Question

If $\frac{n!}{2!(n-2)!}$ and $\frac{n!}{4!(n-4)!}$ are in the ratio $2:1$, then $n =$

• A. $6$
• B. $4$
• C. $5$
• D. $3$

Hint:

For multiple-choice questions involving factorials or combinations, simply plugging the options into the original equation (e.g., trying $n=5$ first) is often much faster than solving the full quadratic equation algebraically.

Answer 1

The Correct Option is C

Step 1: Name the expressions.
$\frac{n!}{2!(n-2)!} = \binom{n}{2}$ and $\frac{n!}{4!(n-4)!} = \binom{n}{4}$. Their ratio is $2:1$.

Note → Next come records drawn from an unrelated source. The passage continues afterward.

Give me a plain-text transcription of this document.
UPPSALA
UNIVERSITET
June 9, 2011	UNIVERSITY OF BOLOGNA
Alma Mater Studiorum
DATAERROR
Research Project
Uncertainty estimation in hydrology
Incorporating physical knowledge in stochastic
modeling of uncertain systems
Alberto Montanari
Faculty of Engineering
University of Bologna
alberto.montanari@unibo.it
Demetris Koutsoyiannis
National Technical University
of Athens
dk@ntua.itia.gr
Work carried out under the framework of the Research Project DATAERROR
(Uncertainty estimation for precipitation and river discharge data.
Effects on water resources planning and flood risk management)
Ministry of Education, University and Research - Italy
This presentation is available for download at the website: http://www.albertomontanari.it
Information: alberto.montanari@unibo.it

Step 2: Write the ratio as a fraction.
\[ \frac{\binom{n}{2}}{\binom{n}{4}} = 2 \]
Step 3: Expand both combinations.
\[ \frac{\frac{n(n-1)}{2}}{\frac{n(n-1)(n-2)(n-3)}{24}} = 2 \]
Step 4: Cancel the common part.
Cancel $n(n-1)$ from top and bottom.
\[ \frac{12}{(n-2)(n-3)} = 2 \quad\Rightarrow\quad (n-2)(n-3) = 6 \]
Step 5: Solve the equation.
\[ n^2 - 5n + 6 = 6 \quad\Rightarrow\quad n^2 - 5n = 0 \quad\Rightarrow\quad n(n-5) = 0 \] So $n = 0$ or $n = 5$.

Step 6: Pick the valid value.
We need $n \ge 4$ for $\binom{n}{4}$ to make sense, so $n = 5$. \[ \boxed{n = 5 \text{ (Option 3)}} \]